With automated translation platforms changing the way information is spread and allowing for global interaction, there is no doubt that these tools play an integral role in developing cross-country communications, especially as they continue to improve. Online translation tools have increased and improved tenfold. In November of 2016, Google revealed a new version of Translate that employs a translation engine called Google Neural Machine Translation (GNMT). This system translates complete sentences using an artificial neural network. It links digital “neurons” in several layers, each one feeding its output to the next layer—a method loosely modeled after the human brain.

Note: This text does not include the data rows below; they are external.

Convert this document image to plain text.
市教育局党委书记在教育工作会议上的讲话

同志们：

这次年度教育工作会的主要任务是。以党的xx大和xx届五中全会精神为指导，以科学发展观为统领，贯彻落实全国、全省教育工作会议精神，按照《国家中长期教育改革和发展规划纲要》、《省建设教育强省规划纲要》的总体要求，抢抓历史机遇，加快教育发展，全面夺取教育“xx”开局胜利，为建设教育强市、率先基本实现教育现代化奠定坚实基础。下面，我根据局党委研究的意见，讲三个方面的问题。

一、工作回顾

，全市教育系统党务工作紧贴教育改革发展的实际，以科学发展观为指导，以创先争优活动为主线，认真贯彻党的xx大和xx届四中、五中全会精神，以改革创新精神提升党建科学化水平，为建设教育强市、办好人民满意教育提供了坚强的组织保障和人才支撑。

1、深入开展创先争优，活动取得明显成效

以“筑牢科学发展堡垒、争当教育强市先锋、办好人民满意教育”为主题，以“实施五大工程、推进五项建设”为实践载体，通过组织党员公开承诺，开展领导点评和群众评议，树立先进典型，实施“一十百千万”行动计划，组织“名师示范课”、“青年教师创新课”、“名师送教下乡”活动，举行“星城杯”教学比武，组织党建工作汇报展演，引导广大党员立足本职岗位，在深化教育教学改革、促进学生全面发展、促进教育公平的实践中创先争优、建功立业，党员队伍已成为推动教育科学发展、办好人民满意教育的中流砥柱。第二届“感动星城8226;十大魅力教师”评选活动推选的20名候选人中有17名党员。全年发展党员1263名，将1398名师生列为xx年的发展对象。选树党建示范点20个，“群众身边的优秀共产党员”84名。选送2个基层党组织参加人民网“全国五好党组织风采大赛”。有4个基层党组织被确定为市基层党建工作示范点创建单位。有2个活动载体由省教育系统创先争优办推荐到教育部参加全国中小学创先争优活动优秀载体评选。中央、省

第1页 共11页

For example, new Google Translate began by translating eight European languages to and from English and then expanded to Chinese, Arabic, Hebrew, Russian, and Vietnamese.

Google has now extended neural translation to include nine Indian languages. No system can perfectly incorporate the efficiency of human translators therefore, there are still weaknesses to be addressed with the neural translation system.

For example, users recently found that typing variations of the Latin text placeholder “Lorem Ipsum” into Google Translate yielded random English phrases. In all lowercase, “lorem ipsum” produced “China.” Capitalized correctly (“Lorem Ipsum”) became “NATO.” In all lowercase “lorem lorem” was “China’s Internet,” and so on. Internet users were perplexed by these cryptic messages, and soon after, Google had to correct these erroneous translations.

Let’s take a look at the deadly combinations of words to amusing errors caused by the use of free translation software.

For larger companies like Coca Cola, translating and localizing the marketing message helps to build a strong local presence in each market. It so happened to Coca-Cola that when the brand decided to mix English and te reo Māori, New Zealand’s indigenous language translation fail happened. The combination translates into the native language as “Hello, Death.”

Not only Microsoft but also Google Translate can create hilarious situations, such as receiving 15,000 eggs, after placing the wrong order on a local website!

When we compare languages like French or Spanish with our Indian languages we find that all languages in India do not follow standard script and are very complex to input and still be grammatically correct. Even Devanagari script is very complex to be standardized for its multiple languages on an input device like a keyboard. For example,Amitabh Bachchan on KBC (Kaun Banega Crorepati) asks viewers a question for winning 1 Lac, users are expected to send SMS KBCQ followed by options A, B, C or D. He then quickly announces that SMS in local languages will be accepted. How many users you think will send the answer as (केबीसी क्यू क, ख, ग, घ) or any other local Indian languages?

Challenge of English to Indian Language - Syntactic Divergence

The important structural difference in English and most of the Indian languages is the word order. Since English uses the subject-verb-object order, and most of the Indian languages, primarily use subject-object-verb. Some of the Indian languages are of the nature of free word order. In the first example, we can see that word order “ate mango” becomes “mango ate” [aama khaayaa]

Table 1:

Example of Different Word Orders in English and Hindi.

Source Journal of Intelligent Systems Volume 28: Issue 3

If you want to read more about the challenges faced by developers in translation of English to Indian languages, you can refer to this journal.

Scientists are constantly trying to improvise and recently we have seen since we have so many different languages clearly the researchers had to find a generalized approach that could be easily adapted from one language to another. It was in news recently that a multipart machine translation architecture, Sampark, is nearing its completion as the combined effort of 11 institutions led by the Language Technologies Research Center at the International Institute of Information Technology in Hyderabad (IIIT-H). Sampark combines both traditional rules- and dictionary-based algorithms with statistical machine learning, and will be rolled out to the public at http://sampark.iiit.ac.in/.

Despite the improvement in machine learning, these examples show that machine learning cannot replace professional human interpreters when you plan global strategies.